Curiosity: related to the previous point, the freedom to fail and try again in support of outcome is crucial and that requires a blame-free learning-oriented culture.
Trust: trust is foundational in outcome-driven engineering. An essential aspect of autonomy is that you have to trust the team to interpret and deliver on their team goals. These will typically need to be aligned across multiple teams typically though being captured in collectively owned OKRs.
EQ: it is necessary but not sufficient to have IQ alone. Leaders also need to possess emotional intelligence or EQ. They must have the ability to understand, empathise and connect with their teams.
Outcome-driven engineering ultimately connects engineering effort directly to business value. It does so by focussing on organisation design, team alignment, context appropriate measurement of value and obtaining direct, unvarnished feedback from the customer. The emphasis on customer obsession essentially represents a form of radical candour for business.
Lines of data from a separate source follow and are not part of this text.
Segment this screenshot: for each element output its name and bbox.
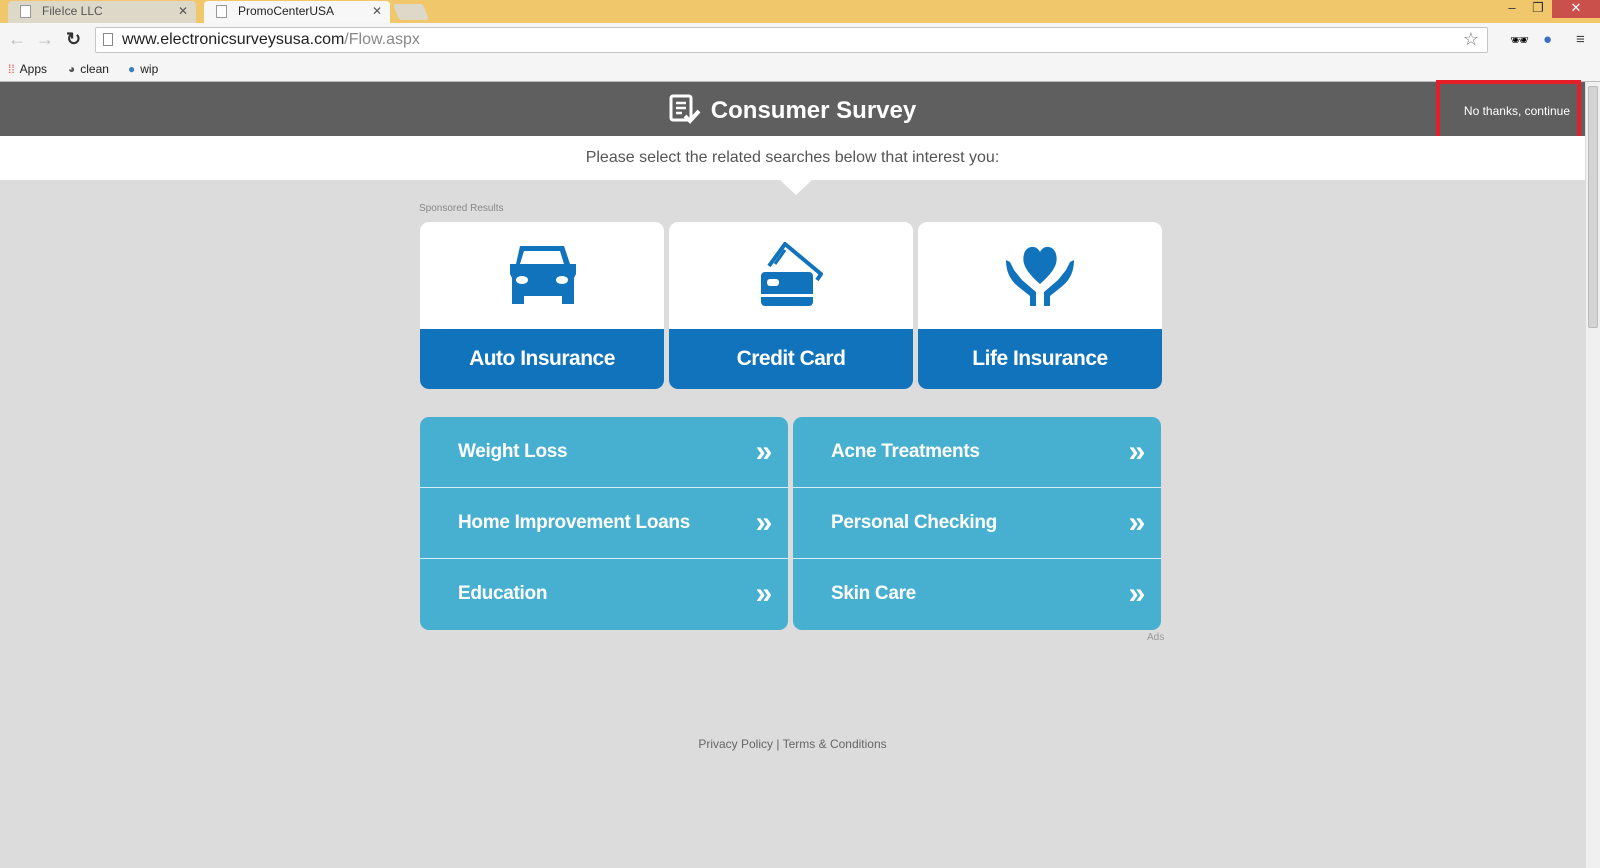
survey-checklist-icon [669,94,701,124]
restore-icon[interactable]: ❐ [1526,0,1550,18]
bookmark-clean[interactable]: ◕ clean [68,62,109,76]
related-searches-left: Weight Loss » Home Improvement Loans » Edu… [420,417,788,630]
ads-label: Ads [1147,632,1165,643]
menu-icon[interactable]: ≡ [1576,31,1585,48]
double-chevron-right-icon: » [1128,577,1146,610]
footer-separator: | [776,737,780,751]
link-personal-checking[interactable]: Personal Checking » [793,488,1161,559]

While the approach feels like a reasonable collection of sound practices, it’s important to signal a note of caution. There are potential downsides to adopting an outcome-driven engineering approach. It may not make sense if your engineering function is so small that it falls below a single 6-8 person programmatic team boundary. It is also often the case that investment is required to support the integration of corresponding mechanistic enablers. For example, tech teams may find they need to add a feature flagging tool or introduce A/B testing to efficiently test different customer treatments. Furthermore not all businesses have customers that directly fit the bill. In particular, product managers in B2B organisations will need to work hard to develop a proxy customer sensibility. Arguably the biggest impediment, however, is the cultivation of the mindset shift that is needed to shift to a new way of working. This requires buy-in from the very top of the organisation. The best way of ensuring you get that is to focus on the business case and ensure all stakeholders understand that outcome-driven engineering is ultimately all about optimising for business value.